La répétition de l’indu : définition et fonctionnement

La répétition de l’indu : définition et fonctionnement

Définition de la répétition de l’indu

L’article 1235 du Code civil dispose à cet effet que « Tout paiement suppose une dette: ce qui a été payé sans être dû, est sujet à répétition ».

La répétition d’un indu est l’acte par lequel une personne (solvens) rembourse à une autre (accipiens) une somme d’argent ou lui restitue une chose qu’elle a reçue à tort.

C’est donc un droit de réclamation qui est reconnu à l’accipiens contre le solvens.

En effet, le Législateur n’admet pas que « celui qui reçoit par erreur ou sciemment ce qui ne lui est pas dû » le conserve. Il doit le restituer « à celui de qui l’a indûment reçu » (cf. article 1376 du Code civil).

Les conditions de la répétition de l’indu

La Loi subordonne la répétition de l’indu à certaines conditions.

Tout d’abord, la remise à titre de paiement d’un bien ou d’une somme d’argent par le solvens à l’accipiens.

Il peut s’agir d’un bien quelconque. Peu importe le montant de l’argent remis.

Aussi, le solvens ne doit pas être débiteur à l’égard de l’accipiens.

En effet, dans ce cas la somme ou le bien remis permet de compenser cette dette.

Lorsque la dette n’existe pas ou n’existe plus, on parle d’indu objectif (cf. article 1376 du Code civil).

Lorsque la dette existe, mais non entre le solvens et l’accipiens, l’indu est subjectif (cf. article 1377 du Code civil).

Le solvens doit avoir payé par erreur. En ce sens, il devait penser que la dette existait réellement.

Il en va de même lorsque le paiement est intervenu sous la violence ou la contrainte illégitime.

Il appartient au solvens de démontrer que le paiement était indu.

S’agissant d’un fait juridique, la preuve peut être apportée par tout moyen (cf. article 1348 du Code civil).

Par ailleurs, dans plusieurs hypothèses l’action en répétition de l’indu est irrecevable:

le solvens a exécuté sa prestation dans le cadre d’un contrat immoral donc nul.

Dans cette hypothèse, il est fait application de l’adage « nul ne peut se prévaloir de sa propre turpitude ». Cela signifie qu’une personne ayant commis un acte frauduleux ne peut l’utiliser pour bénéficier d’un droit.
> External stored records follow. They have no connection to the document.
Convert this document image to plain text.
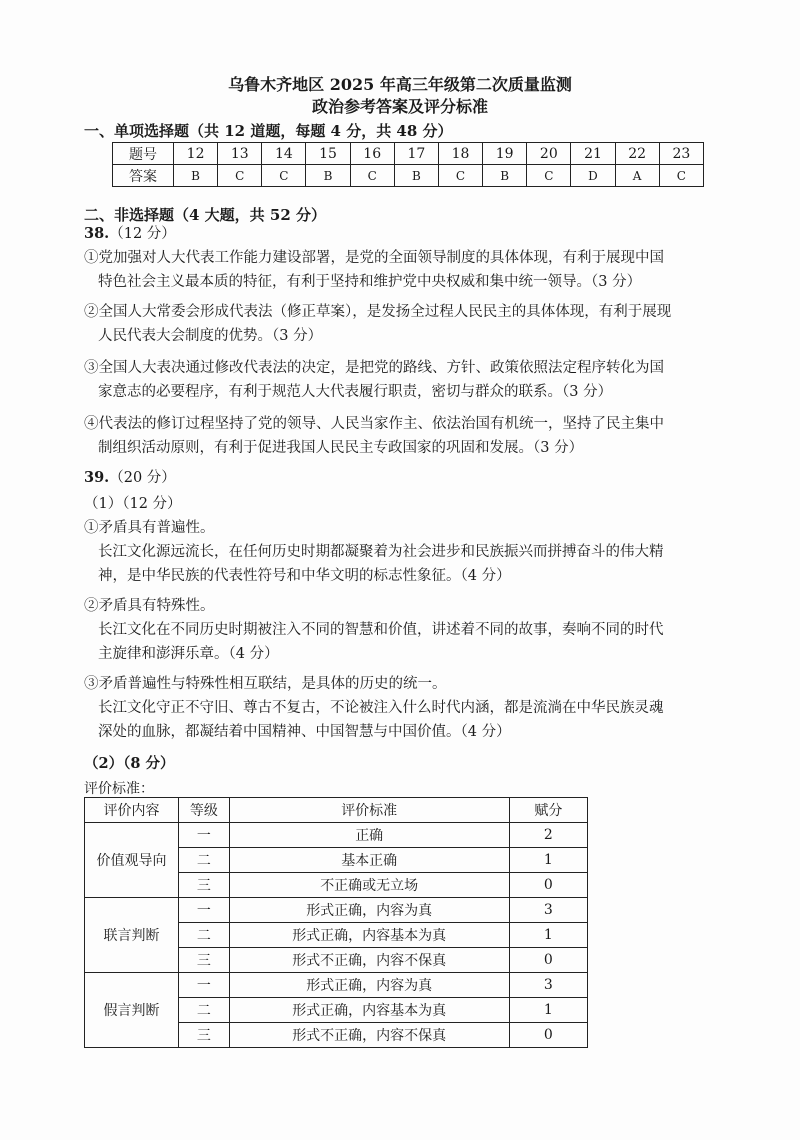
乌鲁木齐地区 2025 年高三年级第二次质量监测
政治参考答案及评分标准
一、单项选择题（共 12 道题，每题 4 分，共 48 分）
题号	12	13	14	15	16	17	18	19	20	21	22	23
答案	B	C	C	B	C	B	C	B	C	D	A	C
二、非选择题（4 大题，共 52 分）
38.（12 分）
①党加强对人大代表工作能力建设部署，是党的全面领导制度的具体体现，有利于展现中国
特色社会主义最本质的特征，有利于坚持和维护党中央权威和集中统一领导。（3 分）
②全国人大常委会形成代表法（修正草案），是发扬全过程人民民主的具体体现，有利于展现
人民代表大会制度的优势。（3 分）
③全国人大表决通过修改代表法的决定，是把党的路线、方针、政策依照法定程序转化为国
家意志的必要程序，有利于规范人大代表履行职责，密切与群众的联系。（3 分）
④代表法的修订过程坚持了党的领导、人民当家作主、依法治国有机统一，坚持了民主集中
制组织活动原则，有利于促进我国人民民主专政国家的巩固和发展。（3 分）
39.（20 分）
（1）（12 分）
①矛盾具有普遍性。
长江文化源远流长，在任何历史时期都凝聚着为社会进步和民族振兴而拼搏奋斗的伟大精
神，是中华民族的代表性符号和中华文明的标志性象征。（4 分）
②矛盾具有特殊性。
长江文化在不同历史时期被注入不同的智慧和价值，讲述着不同的故事，奏响不同的时代
主旋律和澎湃乐章。（4 分）
③矛盾普遍性与特殊性相互联结，是具体的历史的统一。
长江文化守正不守旧、尊古不复古，不论被注入什么时代内涵，都是流淌在中华民族灵魂
深处的血脉，都凝结着中国精神、中国智慧与中国价值。（4 分）
（2）（8 分）
评价标准：
评价内容	等级	评价标准	赋分
价值观导向	一	正确	2
	二	基本正确	1
	三	不正确或无立场	0
联言判断	一	形式正确，内容为真	3
	二	形式正确，内容基本为真	1
	三	形式不正确，内容不保真	0
假言判断	一	形式正确，内容为真	3
	二	形式正确，内容基本为真	1
	三	形式不正确，内容不保真	0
l’incapacité de l’accipiens permet de faire échec à la restitution. En effet, tenu de restituer uniquement « ce qui a tourné à son profit », le solvens peut tout à fait dilapider le bien ou les fonds remis par l’accipiens sans être obligé de le(s) restituer.

Les obligations naturelles volontairement acquittées ne peuvent faire l’objet d’une action en répétition de l’indu

– Lorsque l’accipiens a reçu de bonne foi le paiement d’une autre personne que son débiteur, il ne peut alors plus agir contre le véritable débiteur.
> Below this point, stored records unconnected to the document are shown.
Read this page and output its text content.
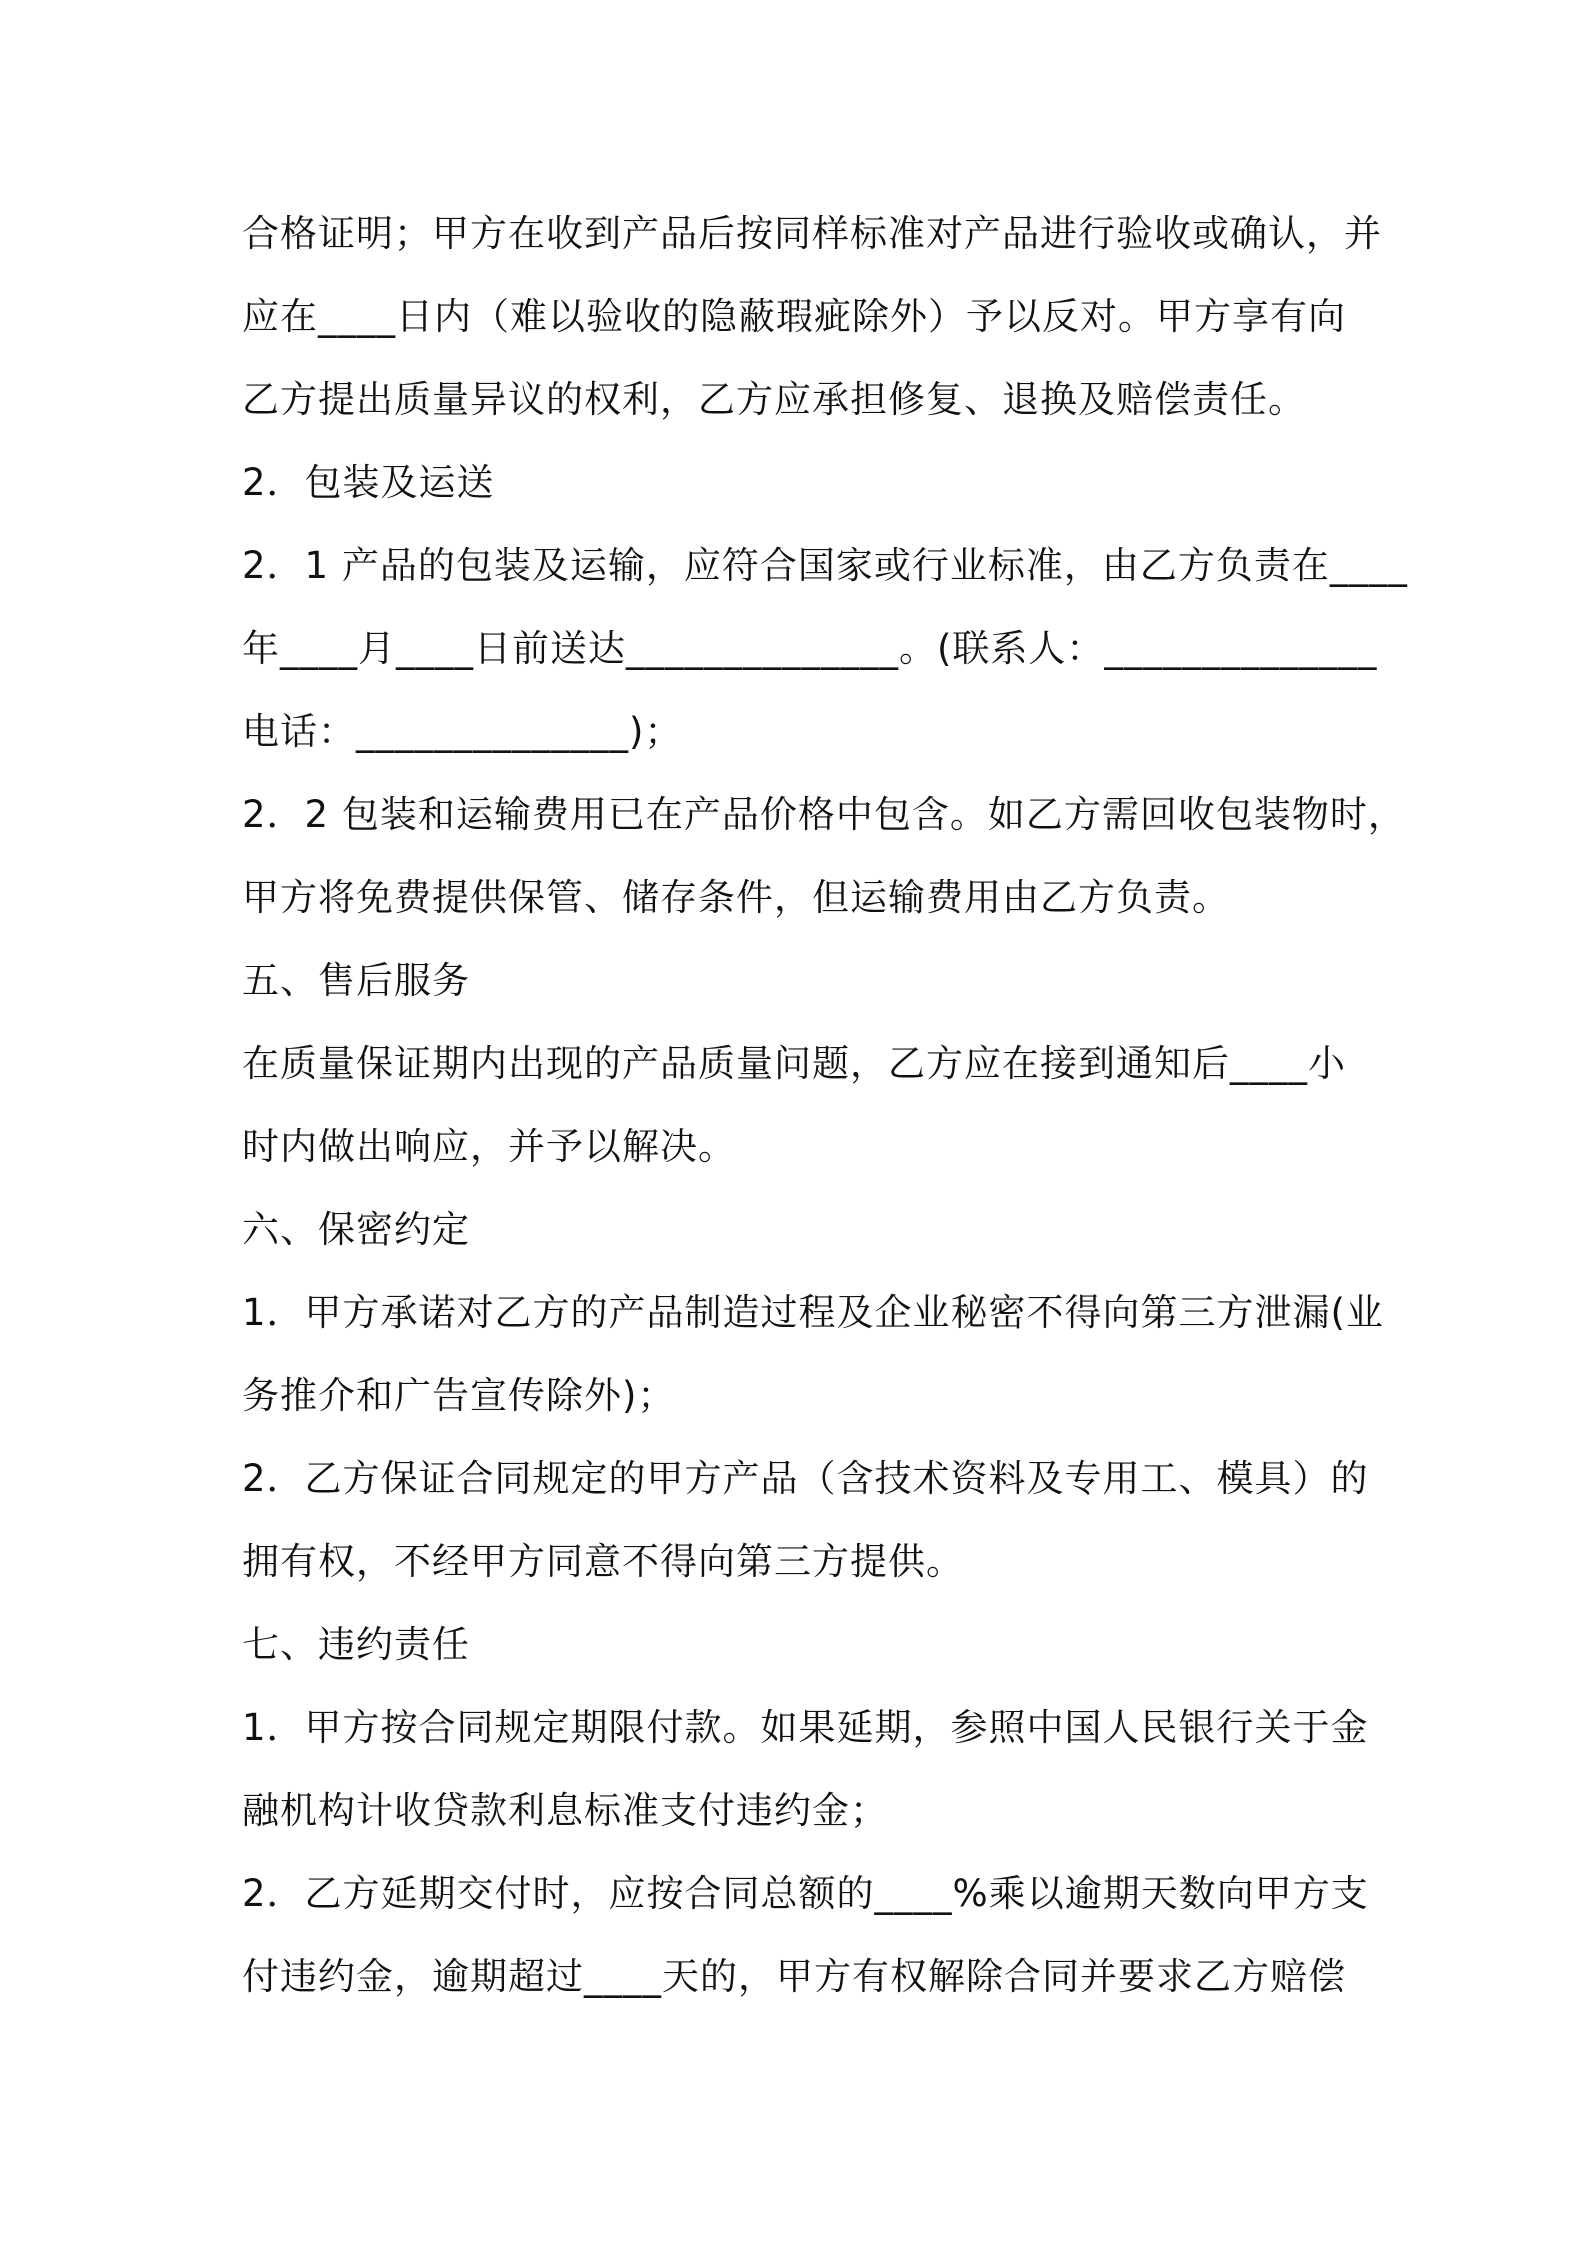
合格证明；甲方在收到产品后按同样标准对产品进行验收或确认，并
应在____日内（难以验收的隐蔽瑕疵除外）予以反对。甲方享有向
乙方提出质量异议的权利，乙方应承担修复、退换及赔偿责任。
2．包装及运送
2．1 产品的包装及运输，应符合国家或行业标准，由乙方负责在____
年____月____日前送达______________。(联系人：______________
电话：______________)；
2．2 包装和运输费用已在产品价格中包含。如乙方需回收包装物时，
甲方将免费提供保管、储存条件，但运输费用由乙方负责。
五、售后服务
在质量保证期内出现的产品质量问题，乙方应在接到通知后____小
时内做出响应，并予以解决。
六、保密约定
1．甲方承诺对乙方的产品制造过程及企业秘密不得向第三方泄漏(业
务推介和广告宣传除外)；
2．乙方保证合同规定的甲方产品（含技术资料及专用工、模具）的
拥有权，不经甲方同意不得向第三方提供。
七、违约责任
1．甲方按合同规定期限付款。如果延期，参照中国人民银行关于金
融机构计收贷款利息标准支付违约金；
2．乙方延期交付时，应按合同总额的____%乘以逾期天数向甲方支
付违约金，逾期超过____天的，甲方有权解除合同并要求乙方赔偿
Les effets de la répétition de l’indu

Le solvens a l’obligation de restituer la somme indûment perçue.

S’il est de bonne foi, il doit se contenter de restituer la chose remise. S’il est de mauvaise foi, il devra non seulement rembourser le capital mais aussi les fruits et intérêts produits par la chose à compter du paiement de l’indu.

Lorsque la chose a péri en raison d’un cas de force majeure, il doit restituer sa valeur au jour du remboursement (cf. article 1379 du Code civil).

Le solvens doit rembourser à l’accipiens les dépenses effectuées pour conserver la chose ainsi que celles ayant permis l’augmentation de la valeur de la chose (cf. article 1381 du Code civil).